Four Actions Your City Can Take To Protect Your Baby’s Developing Brain

Copyright
2022

By Heidi Gerbracht, Bright Cities Program Director, Healthy Babies Bright Futures

The 1950s hosted a dramatic post-world war leap in “quick-fix” science. Bug problems? Pesticides. Convenient food packaging? Plastics. Fire safety? Chemical flame retardants.  These advancements brought relief to our society. But more recent science is showing that they’ve come with a cost to our health.

Chemicals in the air we breathe, the food we eat, and the items we touch are absorbed into our bodies. And even at low doses, some of these toxic chemicals—such as certain pesticides, lead, arsenic, and particulates in air pollution—have particularly negative effects on the brain development of babies, our most precious population.

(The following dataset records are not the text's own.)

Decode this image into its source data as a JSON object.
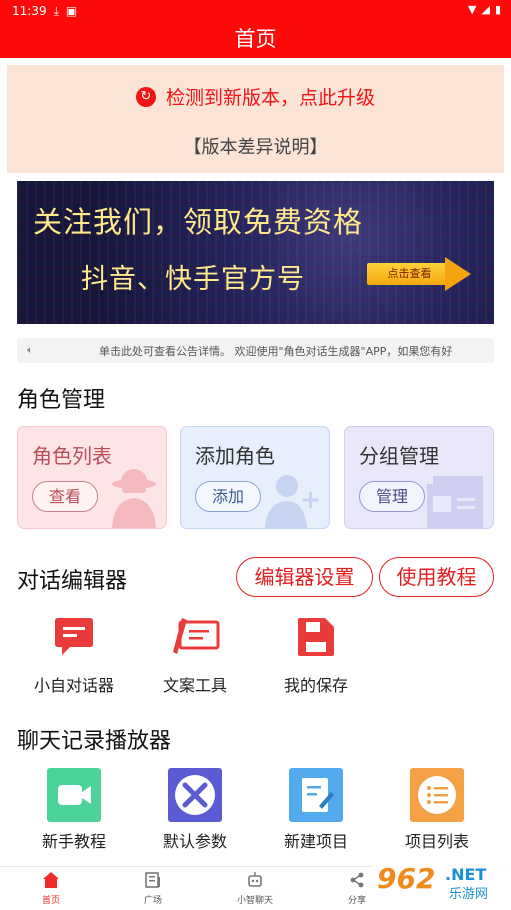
{
  "status_bar": {
    "time": "11:39",
    "icons": [
      "download-icon",
      "notification-icon"
    ],
    "right_icons": [
      "wifi-icon",
      "signal-icon",
      "battery-icon"
    ]
  },
  "header": {
    "title": "首页",
    "color": "#ff0a0a"
  },
  "update_banner": {
    "text": "检测到新版本，点此升级",
    "link": "【版本差异说明】"
  },
  "promo_banner": {
    "line1": "关注我们，领取免费资格",
    "line2": "抖音、快手官方号",
    "button": "点击查看"
  },
  "notice": {
    "text": "单击此处可查看公告详情。 欢迎使用\"角色对话生成器\"APP，如果您有好"
  },
  "role_section": {
    "title": "角色管理",
    "cards": [
      {
        "title": "角色列表",
        "button": "查看"
      },
      {
        "title": "添加角色",
        "button": "添加"
      },
      {
        "title": "分组管理",
        "button": "管理"
      }
    ]
  },
  "editor_section": {
    "title": "对话编辑器",
    "settings_button": "编辑器设置",
    "tutorial_button": "使用教程",
    "tools": [
      {
        "label": "小自对话器",
        "icon": "chat-icon"
      },
      {
        "label": "文案工具",
        "icon": "pen-document-icon"
      },
      {
        "label": "我的保存",
        "icon": "save-icon"
      }
    ]
  },
  "player_section": {
    "title": "聊天记录播放器",
    "items": [
      {
        "label": "新手教程",
        "icon": "video-camera-icon"
      },
      {
        "label": "默认参数",
        "icon": "tools-icon"
      },
      {
        "label": "新建项目",
        "icon": "edit-document-icon"
      },
      {
        "label": "项目列表",
        "icon": "list-icon"
      }
    ]
  },
  "bottom_nav": [
    {
      "label": "首页",
      "icon": "home-icon",
      "active": true
    },
    {
      "label": "广场",
      "icon": "news-icon",
      "active": false
    },
    {
      "label": "小智聊天",
      "icon": "robot-icon",
      "active": false
    },
    {
      "label": "分享",
      "icon": "share-icon",
      "active": false
    }
  ],
  "watermark": {
    "brand": "962",
    "domain": ".NET",
    "caption": "乐游网"
  },
  "colors": {
    "accent": "#ff0a0a",
    "update_bg": "#fbe3d6",
    "promo_text": "#ffe98a"
  }
}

Damage caused by “brain drain” chemicals can have lifelong impacts including developmental delays and loss of IQ. Small exposures can cause great harm particularly while the brain is still forming in the first 1,000 days of a child’s development. The federal government doesn’t regulate the majority of these chemicals. In fact, chemicals do not have to be tested for safety before they go on the market and into products we buy every day. It’s a scary thought.

The terrible story of the Flint, Michigan water crisis—where, to this day, lead still contaminates the drinking water—is what happens when governments either act outside of the public interest or are negligent. However, local governments have the ability to take positive, proactive action to protect you and your family. 

Healthy Babies Bright Futures (HBBF) is a new alliance of organizations dedicated to a toxic-free future, where all children have unimpaired learning capacity and growth potential because their health has been protected from toxic chemicals that harm the developing brain.

HBBF’s Bright Cities program partners with local governments to help cities understand and execute these protective actions.  The City of MinneapolisCity of SeattleCity of Dearborn, and Salt Lake City are the nation’s first four cities to join the Bright Cities program to make these critical changes for the health of their communities.

Below are four important actions that your city can take to help protect you and your family.

  1. Make municipal water supplies safer. A lead pipe survey, if their location is unknown, and more frequent testing for lead in water can help cities and water utilities find and reduce risks. Drinking water can also contain arsenic and perchlorate, a common water pollutant that comes from fertilizer, defense industry operations, and the breakdown of common water disinfecting chemicals.  Reducing the levels of these chemicals in water is particularly important for infants who drink formula made with tap water.

  1. Educate the community about exposures to chemicals in food, and make safe foods more accessible. Some foods, like apple juice, infant rice cereal, and some fruits and vegetables, can contain chemicals that harm brain development. Your city government can help get the word out about safer alternatives (such as whole organic fruits and other types of grains for infants, like oatmeal) and can use various programs to increase access to these foods.
  1. Prioritize lead paint abatement. Lead is found at high levels in paint in older homes. Forty years after it was banned, it continues to pose significant risks to children in an estimated one million homes nationwide. The fight against lead has been going on for decades, and we’ve still got a long way to go.  Additional action is needed from every level of government to achieve the end of lead poisoning in children. Local lead-paint abatement programs are a critical part of the solution.
  1. Require EPA-certified woodstoves in new construction and/or offer change-out programs for existing non-certified wood stoves. According to the Environmental Protection Agency, woodstoves and fireplaces are the largest source of PAHs (a dangerous air pollutant) nationally. These include woodstoves for cooking in restaurants.

Additional actions your city can take include increasing public transit, planting trees, implementing an integrated pest management program that minimizes or eliminates dangerous pesticides and herbicides, expanding anti-smoking programs, or even collecting data about current chemical exposures.  Since many of these recommendations are costly, HBBF is working hard to locate additional funding resources to help communities make these changes.

The important thing is to know that action and results are possible, and that working together, we can make real changes that keep babies brains healthy and safe, so all children can reach their lifelong potential.


Heidi Gerbracht currently serves as the National Bright Cities Program Director for Healthy Babies, Bright Futures.  She has a passion for cities and believes in the potential of local governments to be agents of positive social change. Her work as a public servant at the City of Austin for nearly a decade was instrumental in much of Austin’s innovative progressive legislation. Heidi holds a Masters from the LBJ School of Public Affairs and a B.A. from American University.